Oldboy (2003)    1 Stars

“15 years of imprisonment, five days of vengeance”

 

Oldboy (2003)

Director: Chan-wook Park

Cast:  Min-sik Choi, Ji-tae Yu, Hye-jeong Kang

Synopsis: After being kidnapped and imprisoned for 15 years, Oh Dae-Su is released, only to find that he must find his captor in 5 days.

 

 

 

Chan-wook Park’s revenge opus certainly starts with a bang as we meet the film’s anti-hero Oh Dae-su (Choi Min-sik) holding a man over the edge of a tower block by his tie. What we see — or what we think we see — is misleading, however, and gives us an appropriate introduction to Park’s remarkable yet flawed saga. The opening scene echoes a much later, pivotal, moment that holds the key to the entire mystery, and neatly encapsulates one of the themes of Oldboy — the passing of time, its resonance, the power with which control of another person’s time endows us, the manner in which what is a trivial moment in time for one person can be the irreversible beginning of life-altering tragedy for another. Oldboy is also a study of revenge, of its nature, and of the way vengeance can destroy the person who seeks it more completely than the person on whom it is intended.
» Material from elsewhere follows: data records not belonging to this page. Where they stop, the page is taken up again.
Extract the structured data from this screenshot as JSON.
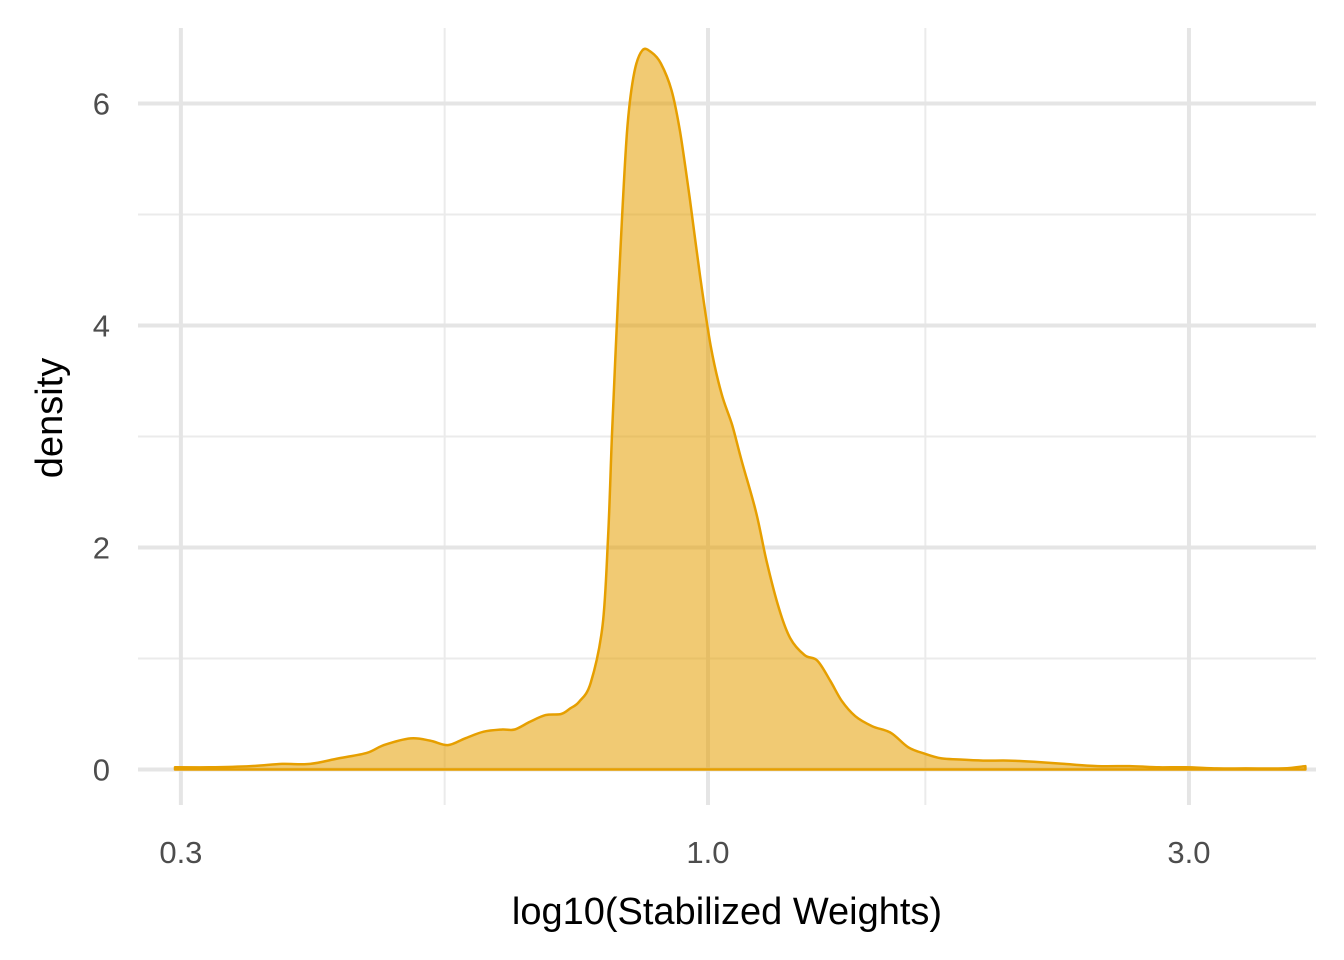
{
  "chart_data": {
    "type": "area",
    "subtype": "density",
    "xlabel": "log10(Stabilized Weights)",
    "ylabel": "density",
    "x_scale": "log10",
    "xlim": [
      0.272,
      4.01
    ],
    "ylim": [
      -0.32,
      6.68
    ],
    "x_ticks": [
      0.3,
      1.0,
      3.0
    ],
    "x_tick_labels": [
      "0.3",
      "1.0",
      "3.0"
    ],
    "x_minor_ticks": [
      0.548,
      1.643
    ],
    "y_ticks": [
      0,
      2,
      4,
      6
    ],
    "y_tick_labels": [
      "0",
      "2",
      "4",
      "6"
    ],
    "y_minor_ticks": [
      1,
      3,
      5
    ],
    "grid": true,
    "legend": "none",
    "fill_color": "#E69F00",
    "fill_opacity": 0.55,
    "line_color": "#E69F00",
    "series": [
      {
        "x": [
          0.296,
          0.32,
          0.352,
          0.378,
          0.403,
          0.43,
          0.459,
          0.477,
          0.507,
          0.53,
          0.552,
          0.574,
          0.599,
          0.625,
          0.643,
          0.666,
          0.69,
          0.715,
          0.73,
          0.745,
          0.765,
          0.786,
          0.796,
          0.803,
          0.812,
          0.822,
          0.832,
          0.845,
          0.861,
          0.879,
          0.898,
          0.92,
          0.938,
          0.959,
          0.982,
          1.006,
          1.031,
          1.057,
          1.08,
          1.116,
          1.143,
          1.176,
          1.207,
          1.247,
          1.284,
          1.322,
          1.357,
          1.4,
          1.455,
          1.519,
          1.58,
          1.643,
          1.705,
          1.776,
          1.874,
          1.986,
          2.105,
          2.258,
          2.434,
          2.62,
          2.8,
          2.976,
          3.197,
          3.416,
          3.72,
          3.914
        ],
        "y": [
          0.02,
          0.02,
          0.03,
          0.05,
          0.05,
          0.1,
          0.15,
          0.22,
          0.28,
          0.26,
          0.22,
          0.28,
          0.34,
          0.36,
          0.36,
          0.43,
          0.49,
          0.5,
          0.55,
          0.61,
          0.78,
          1.3,
          2.1,
          3.0,
          4.0,
          5.0,
          5.8,
          6.28,
          6.48,
          6.46,
          6.36,
          6.12,
          5.75,
          5.15,
          4.45,
          3.82,
          3.39,
          3.1,
          2.78,
          2.32,
          1.88,
          1.45,
          1.18,
          1.03,
          0.98,
          0.8,
          0.62,
          0.48,
          0.39,
          0.33,
          0.2,
          0.14,
          0.1,
          0.09,
          0.08,
          0.08,
          0.07,
          0.05,
          0.03,
          0.03,
          0.02,
          0.02,
          0.01,
          0.01,
          0.01,
          0.03
        ]
      }
    ]
  }
}
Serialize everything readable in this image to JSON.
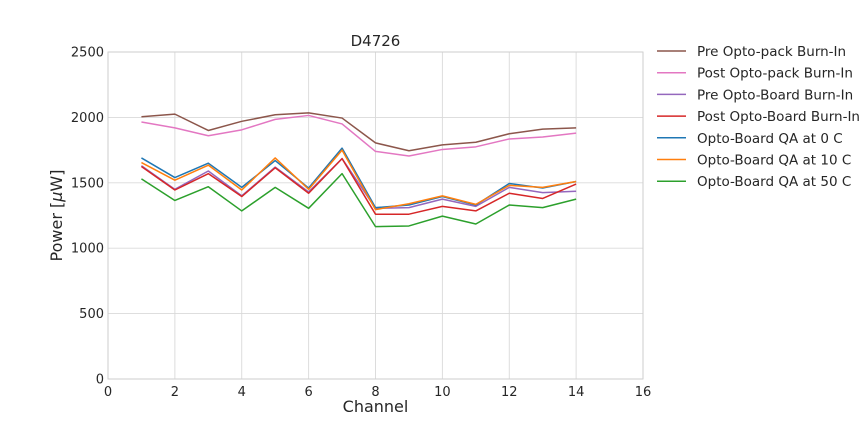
{
  "chart_data": {
    "type": "line",
    "title": "D4726",
    "xlabel": "Channel",
    "ylabel_prefix": "Power [",
    "ylabel_mu": "μ",
    "ylabel_suffix": "W]",
    "xlim": [
      0,
      16
    ],
    "ylim": [
      0,
      2500
    ],
    "xticks": [
      0,
      2,
      4,
      6,
      8,
      10,
      12,
      14,
      16
    ],
    "yticks": [
      0,
      500,
      1000,
      1500,
      2000,
      2500
    ],
    "grid": true,
    "legend_position": "outside-right",
    "x": [
      1,
      2,
      3,
      4,
      5,
      6,
      7,
      8,
      9,
      10,
      11,
      12,
      13,
      14
    ],
    "series": [
      {
        "name": "Pre Opto-pack Burn-In",
        "color": "#8c564b",
        "values": [
          2005,
          2025,
          1900,
          1970,
          2020,
          2035,
          1995,
          1805,
          1745,
          1790,
          1810,
          1875,
          1910,
          1920
        ]
      },
      {
        "name": "Post Opto-pack Burn-In",
        "color": "#e377c2",
        "values": [
          1965,
          1920,
          1860,
          1905,
          1985,
          2015,
          1950,
          1740,
          1705,
          1755,
          1775,
          1835,
          1850,
          1880
        ]
      },
      {
        "name": "Pre Opto-Board Burn-In",
        "color": "#9467bd",
        "values": [
          1630,
          1450,
          1590,
          1400,
          1620,
          1430,
          1685,
          1305,
          1310,
          1375,
          1320,
          1465,
          1425,
          1435
        ]
      },
      {
        "name": "Post Opto-Board Burn-In",
        "color": "#d62728",
        "values": [
          1625,
          1445,
          1570,
          1395,
          1615,
          1420,
          1685,
          1260,
          1260,
          1320,
          1285,
          1420,
          1380,
          1490
        ]
      },
      {
        "name": "Opto-Board QA at 0 C",
        "color": "#1f77b4",
        "values": [
          1690,
          1540,
          1650,
          1465,
          1670,
          1460,
          1765,
          1310,
          1330,
          1395,
          1330,
          1495,
          1460,
          1510
        ]
      },
      {
        "name": "Opto-Board QA at 10 C",
        "color": "#ff7f0e",
        "values": [
          1655,
          1520,
          1635,
          1445,
          1690,
          1450,
          1750,
          1295,
          1340,
          1400,
          1335,
          1480,
          1465,
          1510
        ]
      },
      {
        "name": "Opto-Board QA at 50 C",
        "color": "#2ca02c",
        "values": [
          1530,
          1365,
          1470,
          1285,
          1465,
          1305,
          1570,
          1165,
          1170,
          1245,
          1185,
          1330,
          1310,
          1375
        ]
      }
    ]
  }
}
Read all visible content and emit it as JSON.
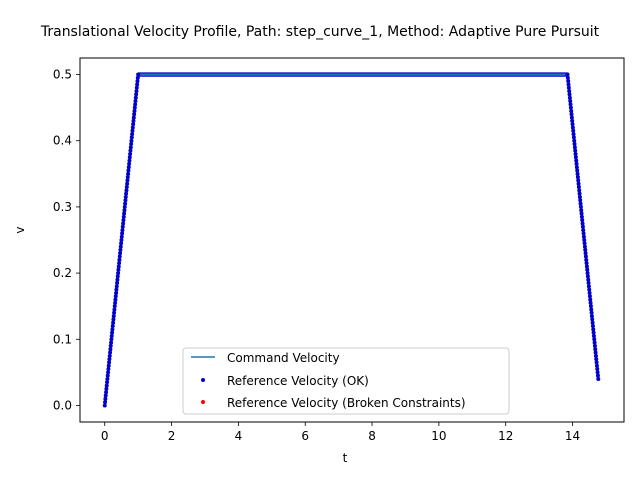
{
  "chart_data": {
    "type": "line",
    "title": "Translational Velocity Profile, Path: step_curve_1, Method: Adaptive Pure Pursuit",
    "xlabel": "t",
    "ylabel": "v",
    "xlim": [
      -0.74,
      15.54
    ],
    "ylim": [
      -0.025,
      0.525
    ],
    "xticks": [
      0,
      2,
      4,
      6,
      8,
      10,
      12,
      14
    ],
    "yticks": [
      0.0,
      0.1,
      0.2,
      0.3,
      0.4,
      0.5
    ],
    "xtick_labels": [
      "0",
      "2",
      "4",
      "6",
      "8",
      "10",
      "12",
      "14"
    ],
    "ytick_labels": [
      "0.0",
      "0.1",
      "0.2",
      "0.3",
      "0.4",
      "0.5"
    ],
    "grid": false,
    "legend_position": "bottom-center",
    "series": [
      {
        "name": "Command Velocity",
        "kind": "line",
        "color": "#1f77b4",
        "points": [
          [
            0,
            0.0
          ],
          [
            1.0,
            0.5
          ],
          [
            13.85,
            0.5
          ],
          [
            14.77,
            0.04
          ]
        ]
      },
      {
        "name": "Reference Velocity (OK)",
        "kind": "scatter",
        "color": "#0000cc",
        "segments": [
          {
            "t0": 0,
            "v0": 0.0,
            "t1": 1.0,
            "v1": 0.5,
            "step": 0.01
          },
          {
            "t0": 13.85,
            "v0": 0.5,
            "t1": 14.77,
            "v1": 0.04,
            "step": 0.01
          }
        ],
        "plateau": {
          "t0": 1.0,
          "t1": 13.85,
          "v": 0.5
        }
      },
      {
        "name": "Reference Velocity (Broken Constraints)",
        "kind": "scatter",
        "color": "#ff0000",
        "points": []
      }
    ]
  }
}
Immediately after the opening scene Park takes us back fifteen years to meet a much different Oh Dae-su; an overweight drunken buffoon handcuffed to the wall of a police station because of his disruptive behaviour. Bailed out by a friend, Dae-su disappears during the course of a telephone conversation, and awakens to find himself in a prison cell decked out like a cheap hotel room. This room will be his home for a decade-and-a-half during which his only contact with the outside world is via TV. He occupies his time by keeping a journal in which he records all his previous misdeeds and the people with whom he has come into conflict, by toughening his fists against the walls of his cell, and by planning his escape thanks to an additional chopstick delivered with his meal one day. Then, just as he is about to make his escape, Dae-su is released…

Bursting from a suitcase as if being reborn into the world, he finds himself on the grassy roof of a tower block that overlooks the street from which he was abducted. On the rooftop is a man contemplating suicide — which is where we came in…

Dae-Su’s ultimate failure to escape from his prison sets a precedent that runs throughout the movie: he fails in everything he sets out to achieve, largely because he is just a puppet — the target of revenge, not its architect.

Asian movies are probably the most inventive in the world at present. Unlike Hollywood’s Majors, which too often find themselves shackled by their fear of the influence of outspoken pressure groups and moralistic politics, Asian filmmakers are free to explore subjects — and show scenes — from which Hollywood would shrink (which leaves one fearful for the quality of the proposed American remake of this film). This film is typical of that creative freedom. The violence is both cartoonish and sadistic, and is often depicted as of a viscerally epic nature (such as the one-take sequence in the corridor of Oh Dae-su’s former prison) or coolly balletic (as in his encounter with a gang of street punks). Park’s camera lingers greedily on a close up of a gangster’s teeth being extracted with a claw hammer, and we are treated to a scene of Oh Dae-Su tearing the head off a live squid and chewing manfully as its tentacles shiver and curl around his mouth. And yet this violence never seems gratuitous or out of place. While, when looked upon with a studied eye, the corridor fight-scene is more than a little unbelievable, by filming it Park is staying true to the film’s Manga roots. Like the stories in those comic books, the characters in Oldboy seem to operate on the periphery of a world that bears only a passing resemblance to our own. While this makes it easier for us to accept some of the more far-fetched aspects of the plot, it also distances us emotionally from the characters. Characters are all they are, ciphers, instruments of the storyteller wielded as professionally and dispassionately as that claw hammer. As with most films that rely on visceral impact to transport the viewer, the densely plotted story disguises a wealth of plot holes that only rise to the surface of the viewer’s consciousness after the deliberately ambiguous ending. Oh Dae-su’s actions become increasingly erratic as the tale unfolds and he comes closer to learning the truth. Given the motives that drive his character, his intense feelings for the winsome Mi-do after just a few days don’t ring true even after we are given an explanation for it but, as they are crucial to the eventual outcome, leave the impression that they have been shoehorned into the plot.

Visually, the film is stunning, with superlative camera-work from Jeong-hun Jeong, and Choi min-sik gives a towering performance as the embittered anti-hero. Ji-tae Yu, in a smaller but no less important role, lacks for much of the film the tragic persona for which his part cries. For my money, his character would have worked better had he been given a darker persona haunted by the events that have driven him to pursue such an elaborate act of revenge over so many years.

Despite these reservations about character and plot, the film is definitely a worthwhile addition to the growing number of imaginative and praiseworthy movies produced by Asian countries over the last couple of decades. I’ve a feeling that time may dull its reputation, that the talented Chan-wook Park has not yet reached the peak of his talent and will produce work in the future that will surpass Oldboy.